After unmanned rocket launches, China became the third nation to independently send a human into space in 2003 (after Russia and the United States). It has plans to de-orbit its second space station and launch a third, which will be manned. Its manned and robotic missions aim to build its technological prowess and research, and eventually develop the capacity to send astronauts into space for longer periods. From there China plans better space vehicles, deep space exploration and exploitation of resources.
Chinese officials rarely discuss the nation’s expansive space ambitions, but in late 2017 the state-owned People’s Daily spelled out the plans of the China Academy of Launch Vehicle Technology, China’s rocket manufacturer, including plans to establish a fleet of nuclear-powered space shuttles by the 2040s for regular space flights to other planets, in order to commercially exploit resources.

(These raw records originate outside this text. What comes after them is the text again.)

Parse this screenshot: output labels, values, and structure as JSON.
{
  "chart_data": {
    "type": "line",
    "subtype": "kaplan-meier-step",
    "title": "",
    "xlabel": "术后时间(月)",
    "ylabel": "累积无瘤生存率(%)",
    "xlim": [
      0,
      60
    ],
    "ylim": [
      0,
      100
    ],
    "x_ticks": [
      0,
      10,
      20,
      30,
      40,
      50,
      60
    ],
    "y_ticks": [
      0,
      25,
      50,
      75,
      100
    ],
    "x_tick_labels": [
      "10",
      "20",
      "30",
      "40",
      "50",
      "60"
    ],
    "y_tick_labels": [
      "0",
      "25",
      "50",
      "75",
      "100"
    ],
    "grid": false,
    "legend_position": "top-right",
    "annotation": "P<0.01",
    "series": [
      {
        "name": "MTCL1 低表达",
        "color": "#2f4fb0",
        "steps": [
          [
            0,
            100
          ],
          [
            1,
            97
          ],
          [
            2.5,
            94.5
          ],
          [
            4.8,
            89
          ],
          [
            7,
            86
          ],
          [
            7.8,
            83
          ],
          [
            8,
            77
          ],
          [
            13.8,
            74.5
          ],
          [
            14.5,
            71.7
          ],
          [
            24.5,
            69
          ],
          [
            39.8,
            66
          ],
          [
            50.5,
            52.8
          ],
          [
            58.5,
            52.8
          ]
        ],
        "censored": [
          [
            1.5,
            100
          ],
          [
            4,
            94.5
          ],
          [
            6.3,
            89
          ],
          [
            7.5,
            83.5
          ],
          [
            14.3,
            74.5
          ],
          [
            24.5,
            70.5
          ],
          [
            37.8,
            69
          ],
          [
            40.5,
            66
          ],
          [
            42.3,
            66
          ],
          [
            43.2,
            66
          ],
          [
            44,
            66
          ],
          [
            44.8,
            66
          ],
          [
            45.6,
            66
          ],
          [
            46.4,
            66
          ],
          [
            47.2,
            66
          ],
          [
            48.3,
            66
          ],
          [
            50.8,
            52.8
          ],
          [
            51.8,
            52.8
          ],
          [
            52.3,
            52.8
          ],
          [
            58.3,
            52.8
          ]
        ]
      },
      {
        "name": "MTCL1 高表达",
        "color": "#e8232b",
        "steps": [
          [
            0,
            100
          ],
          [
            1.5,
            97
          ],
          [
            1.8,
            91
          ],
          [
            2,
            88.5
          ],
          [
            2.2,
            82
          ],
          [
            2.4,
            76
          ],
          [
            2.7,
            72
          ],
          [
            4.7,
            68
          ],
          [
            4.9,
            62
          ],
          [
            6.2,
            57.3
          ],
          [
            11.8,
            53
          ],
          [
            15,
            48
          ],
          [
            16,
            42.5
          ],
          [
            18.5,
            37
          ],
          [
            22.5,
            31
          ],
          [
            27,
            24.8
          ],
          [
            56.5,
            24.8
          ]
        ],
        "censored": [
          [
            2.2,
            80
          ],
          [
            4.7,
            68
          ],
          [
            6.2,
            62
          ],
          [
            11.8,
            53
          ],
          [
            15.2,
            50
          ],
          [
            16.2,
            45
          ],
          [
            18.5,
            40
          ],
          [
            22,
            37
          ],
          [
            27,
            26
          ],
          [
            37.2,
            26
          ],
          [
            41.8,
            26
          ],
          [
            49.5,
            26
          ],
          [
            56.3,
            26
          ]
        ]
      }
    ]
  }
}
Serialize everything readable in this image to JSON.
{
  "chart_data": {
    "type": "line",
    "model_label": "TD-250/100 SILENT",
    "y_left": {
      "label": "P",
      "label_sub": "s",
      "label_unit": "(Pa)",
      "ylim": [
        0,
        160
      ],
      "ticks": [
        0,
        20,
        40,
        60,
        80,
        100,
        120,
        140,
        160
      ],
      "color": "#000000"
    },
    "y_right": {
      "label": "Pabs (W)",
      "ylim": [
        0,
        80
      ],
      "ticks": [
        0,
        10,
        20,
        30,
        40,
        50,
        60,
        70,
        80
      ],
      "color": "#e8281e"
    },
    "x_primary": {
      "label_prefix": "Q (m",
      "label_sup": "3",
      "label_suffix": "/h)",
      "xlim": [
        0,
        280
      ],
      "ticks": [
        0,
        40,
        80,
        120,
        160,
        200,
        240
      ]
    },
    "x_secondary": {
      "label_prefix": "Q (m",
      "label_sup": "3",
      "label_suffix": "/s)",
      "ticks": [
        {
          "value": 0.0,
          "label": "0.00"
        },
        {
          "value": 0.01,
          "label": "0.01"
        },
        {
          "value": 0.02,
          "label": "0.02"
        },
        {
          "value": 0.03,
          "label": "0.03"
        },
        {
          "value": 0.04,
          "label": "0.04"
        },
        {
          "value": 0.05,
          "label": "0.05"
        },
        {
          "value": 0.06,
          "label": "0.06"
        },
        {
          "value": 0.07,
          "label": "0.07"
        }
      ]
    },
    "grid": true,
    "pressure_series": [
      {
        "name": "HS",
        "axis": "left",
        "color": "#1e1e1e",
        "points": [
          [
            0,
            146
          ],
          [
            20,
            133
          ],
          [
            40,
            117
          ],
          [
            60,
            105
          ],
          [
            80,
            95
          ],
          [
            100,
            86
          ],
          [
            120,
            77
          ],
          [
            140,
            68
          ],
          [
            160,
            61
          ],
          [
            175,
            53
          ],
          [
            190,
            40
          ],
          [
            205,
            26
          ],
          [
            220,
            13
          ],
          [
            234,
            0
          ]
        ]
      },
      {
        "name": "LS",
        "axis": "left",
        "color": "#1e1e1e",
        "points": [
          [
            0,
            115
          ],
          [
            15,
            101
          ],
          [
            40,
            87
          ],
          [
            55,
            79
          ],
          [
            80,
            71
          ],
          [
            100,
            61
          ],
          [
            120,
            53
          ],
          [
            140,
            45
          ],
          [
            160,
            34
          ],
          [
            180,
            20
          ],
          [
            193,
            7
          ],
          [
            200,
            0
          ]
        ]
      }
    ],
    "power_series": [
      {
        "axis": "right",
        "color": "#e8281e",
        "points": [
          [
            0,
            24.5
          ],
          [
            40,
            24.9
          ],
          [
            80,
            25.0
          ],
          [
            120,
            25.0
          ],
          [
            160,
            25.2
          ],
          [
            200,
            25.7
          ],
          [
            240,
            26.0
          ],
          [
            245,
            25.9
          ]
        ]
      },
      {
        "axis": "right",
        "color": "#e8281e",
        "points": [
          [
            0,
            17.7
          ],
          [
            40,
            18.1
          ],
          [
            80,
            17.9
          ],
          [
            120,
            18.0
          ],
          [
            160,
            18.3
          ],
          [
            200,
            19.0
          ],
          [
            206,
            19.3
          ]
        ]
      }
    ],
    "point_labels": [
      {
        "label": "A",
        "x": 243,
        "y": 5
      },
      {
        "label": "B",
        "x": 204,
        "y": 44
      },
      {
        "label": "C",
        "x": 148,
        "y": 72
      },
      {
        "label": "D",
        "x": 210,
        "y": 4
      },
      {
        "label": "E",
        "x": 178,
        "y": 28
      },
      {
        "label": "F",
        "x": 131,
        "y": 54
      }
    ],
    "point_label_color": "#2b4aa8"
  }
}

In the nearer term, it aims to catch up to American rocket technology, launch a Mars probe and launch a reusable shuttle by 2025 to begin space tourism.
China’s space exploration is a key part of its Made In China 2025 program, which involves attaining global leadership in space travel by the middle of the century. Chinese officials and state media have stopped using the term lately, after it was censored by authorities last year over concerns that it was antagonizing the Trump administration as trade tensions between the two nations mounted.
Although hopes are mounting that the two nations may reach a deal to end the trade war — with tariffs on billions of goods on both sides — analysts do not expect China to give up its core aspiration to become a global leader in strategic technology such as rockets, robots and artificial intelligence.